Prof. em. Robert Kowalski
Imperial College London
Prof. em. Kowalski is Emeritus Professor at Imperial College London. Kowalski’s early research lead to the development of logic programming in the early 1970s. His later research has focused on the use of logic programming for knowledge representation and problem solving. He is currently working with Fariba Sadri on developing the logic and computer language LPS, and with Miguel Calejo on the logical representation and execution of legal contracts.
Prof. Giovanni Sartor
Universities Bologna and Florence
Giovanni Sartor is part-time professor in legal informatics at the University of Bologna and part-time professor in Legal informatics and Legal Theory at the European University Institute of Florence. He is currently Principal Investigator for the ERC advanced project COMPULAW, to be completed on 31 October 2024. He has published widely in legal philosophy, computational logic, legislation technique, and computer law.
Prof. Burkhard Schafer
Edingburgh Law School
Prof. Schafer is Professor of Computational Legal Theory at the Edinburgh Law School His main field of interest is the interaction between law, science and computer technology, especially computer linguistics. Currently he holds the position of Director of the SCRIPT Centre for IT and IP law, working mainly on issues such as privacy compliant software architecture and more generally the scope and limits of representing legal concepts directly in the internet infrastructure.
Prof. Erich Schweighofer
University of Vienna
Erich Schweighofer is Professor of Legal Informatics, International Law and European Law and head of the Centre for Computers and Law at the University of Vienna. He is head of the Centre for Computers and Law – one of the leading research groups in Legal Informatics worldwide. Erich Schweighofer is an international expert in legal informatics and internet governance. He has been involved in many research projects, above all, text analysis, data protection, surveillance technologies and IT security.
Prof. A Min Tjoa
Vienna University of Technology
Prof. Tjoa has been a full professor and director of the Institute of Software Technology and Interactive Systems at the Vienna University of Technology since 1994. He is the chairman of the Austrian National Competence Center for Security Research (Competence Centers for Excellent Technologies Initiative of the Austrian government). His current research focuses on data warehousing, cloud computing, semantic web, security, and non-standard IT-applications.

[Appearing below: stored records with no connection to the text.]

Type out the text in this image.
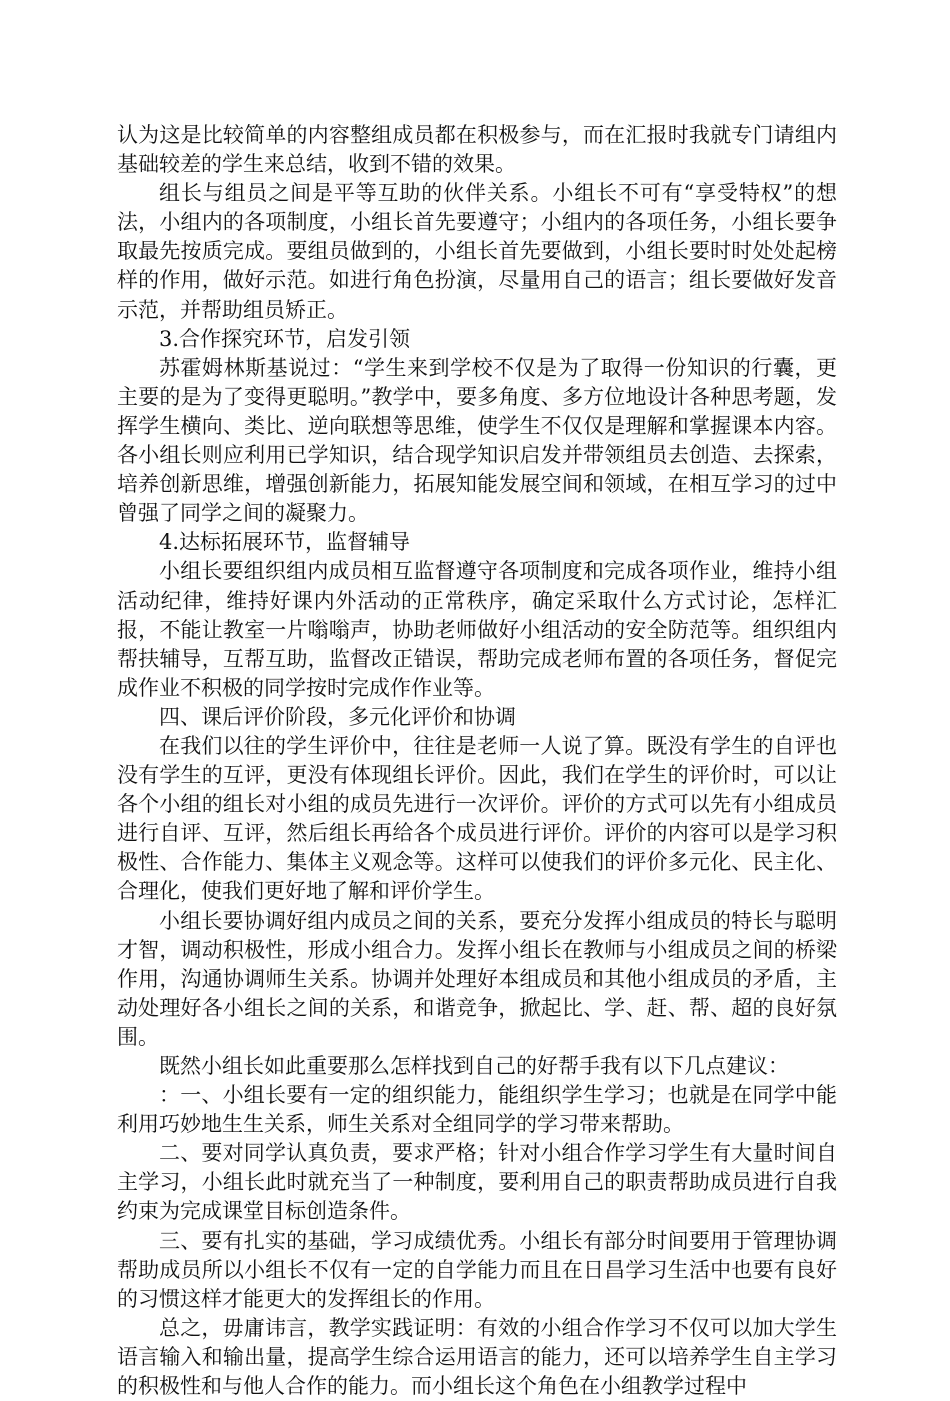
认为这是比较简单的内容整组成员都在积极参与，而在汇报时我就专门请组内基础较差的学生来总结，收到不错的效果。

组长与组员之间是平等互助的伙伴关系。小组长不可有“享受特权”的想法，小组内的各项制度，小组长首先要遵守；小组内的各项任务，小组长要争取最先按质完成。要组员做到的，小组长首先要做到，小组长要时时处处起榜样的作用，做好示范。如进行角色扮演，尽量用自己的语言；组长要做好发音示范，并帮助组员矫正。

3.合作探究环节，启发引领

苏霍姆林斯基说过：“学生来到学校不仅是为了取得一份知识的行囊，更主要的是为了变得更聪明。”教学中，要多角度、多方位地设计各种思考题，发挥学生横向、类比、逆向联想等思维，使学生不仅仅是理解和掌握课本内容。各小组长则应利用已学知识，结合现学知识启发并带领组员去创造、去探索，培养创新思维，增强创新能力，拓展知能发展空间和领域，在相互学习的过中曾强了同学之间的凝聚力。

4.达标拓展环节，监督辅导

小组长要组织组内成员相互监督遵守各项制度和完成各项作业，维持小组活动纪律，维持好课内外活动的正常秩序，确定采取什么方式讨论，怎样汇报，不能让教室一片嗡嗡声，协助老师做好小组活动的安全防范等。组织组内帮扶辅导，互帮互助，监督改正错误，帮助完成老师布置的各项任务，督促完成作业不积极的同学按时完成作作业等。

四、课后评价阶段，多元化评价和协调

在我们以往的学生评价中，往往是老师一人说了算。既没有学生的自评也没有学生的互评，更没有体现组长评价。因此，我们在学生的评价时，可以让各个小组的组长对小组的成员先进行一次评价。评价的方式可以先有小组成员进行自评、互评，然后组长再给各个成员进行评价。评价的内容可以是学习积极性、合作能力、集体主义观念等。这样可以使我们的评价多元化、民主化、合理化，使我们更好地了解和评价学生。

小组长要协调好组内成员之间的关系，要充分发挥小组成员的特长与聪明才智，调动积极性，形成小组合力。发挥小组长在教师与小组成员之间的桥梁作用，沟通协调师生关系。协调并处理好本组成员和其他小组成员的矛盾，主动处理好各小组长之间的关系，和谐竞争，掀起比、学、赶、帮、超的良好氛围。

既然小组长如此重要那么怎样找到自己的好帮手我有以下几点建议：

：一、小组长要有一定的组织能力，能组织学生学习；也就是在同学中能利用巧妙地生生关系，师生关系对全组同学的学习带来帮助。

二、要对同学认真负责，要求严格；针对小组合作学习学生有大量时间自主学习，小组长此时就充当了一种制度，要利用自己的职责帮助成员进行自我约束为完成课堂目标创造条件。

三、要有扎实的基础，学习成绩优秀。小组长有部分时间要用于管理协调帮助成员所以小组长不仅有一定的自学能力而且在日昌学习生活中也要有良好的习惯这样才能更大的发挥组长的作用。

总之，毋庸讳言，教学实践证明：有效的小组合作学习不仅可以加大学生语言输入和输出量，提高学生综合运用语言的能力，还可以培养学生自主学习的积极性和与他人合作的能力。而小组长这个角色在小组教学过程中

Liquid Legal Institute e.V.
Bernhard Waltl is an industrial researcher and computer scientist mainly working in the field on semantic analysis of documents. He is specialized on the analysis of legal documents, using computational methods, especially Natural Language Processing (NLP) and Text Mining. He co-founded the Lexalyze, an academic initiative at the intersection between law and technology, and the Liquid Legal Institute e. V. which focusses more on practical challenges of legal tech.
Prof. Martin Winner
Prof. Winner is a professor for business law at the Vienna University of Economics and Business (WU). He is also director of the Research Institute of Central and Eastern European Business Law (WU), Director of the Centre of IP/IT-Law (WU) and Chairman of the AustrianTakeover Commission. His research currently focuses on company law and securities regulation, intellectual property law, comparative law (esp. CEE) and general business law, contracts and property.
Prof. Adam Wyner
Prof. Wyner is Associate Professor of Law and Computer Science at Swansea University in Wales and a lecturer at the University of Aberdeen. He is a Doctor of Philosophy and holds PhDs in Lingustics from Cornell University and Computer Science from King’s College London. Prof. Wyner is an expert in the fields of artificial intelligence and law, natural language processing, argumentation, knowledge representation, knowledge acquisition, reasoning, semantic web and knowledge graphs.